Terminals, at the protocol level, assume nothing. It’s just streams of bytes which are processed then rendered.

The protocol makes no technical assumptions, which is why it has both lived so long and is such a mess




One assumption is that it's one stream of bytes (Okay, two if you count stderr) and so control and metadata has to be interleaved with content to be displayed


I think that it’s a feature of the protocol that it’s stream based. It allows for a fairly responsive interface even in rough network conditions.


No reason the transmission protocol and the application/ui protocol need to be coupled in their level of abstraction. You could send the same data plus just enough bytes to know which data goes with which stream, then a terminal app could see a content stream and a control stream. I'm not spec-ing out a concrete protocol design here, just mentioning it is a fundamental assumption that leads to much of the (lack of) ergonomics in the current approach. Namely the interleaving of control characters and display characters. Any additional functionality we want needing to be squeezed down into that representation makes doing so cumbersome.


> No reason the transmission protocol and the application/ui protocol need to be coupled in their level of abstraction

They aren’t as there isn’t any application protocol. Ncurses is the closest you’ll get. But several TUI frameworks exist (like ncurses and the charm.sh packages) which abstract the low level let’s call it a wire protocol


I know there isn't any. The topic is what innovations are possible. One possible innovation is to create such a protocol.

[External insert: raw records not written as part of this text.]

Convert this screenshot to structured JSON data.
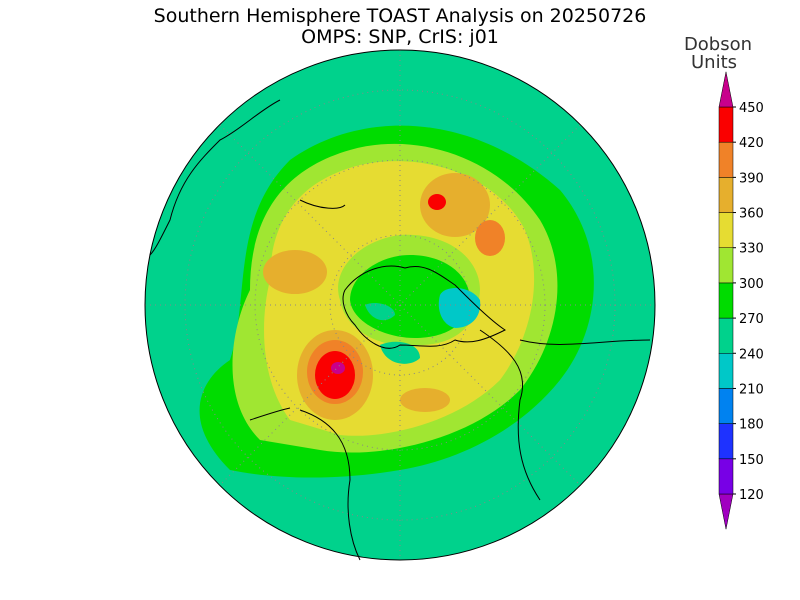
{
  "header": {
    "title": [
      "Southern Hemisphere TOAST Analysis on 20250726",
      "OMPS: SNP, CrIS: j01"
    ]
  },
  "colorbar": {
    "label": [
      "Dobson",
      "Units"
    ],
    "ticks": [
      120,
      150,
      180,
      210,
      240,
      270,
      300,
      330,
      360,
      390,
      420,
      450
    ],
    "colors": [
      "#a000c0",
      "#7800e6",
      "#1e32ff",
      "#0082f0",
      "#00c8c8",
      "#00d28c",
      "#00dc00",
      "#a0e632",
      "#e6dc32",
      "#e6af2d",
      "#f08228",
      "#fa0000",
      "#c8008c"
    ]
  }
}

Sure, but I’m arguing that replacing the very minimal protocol with a heavier one would not be an innovation nor would it be useful at all as you would always need some kind of low level streaming protocol, unless you’re looking to replace pretty much all of Unix land, but that’s a whole different discussion.


I don't see why the mere existence of lower level transport details must preclude discussion of higher level developer ergonomics.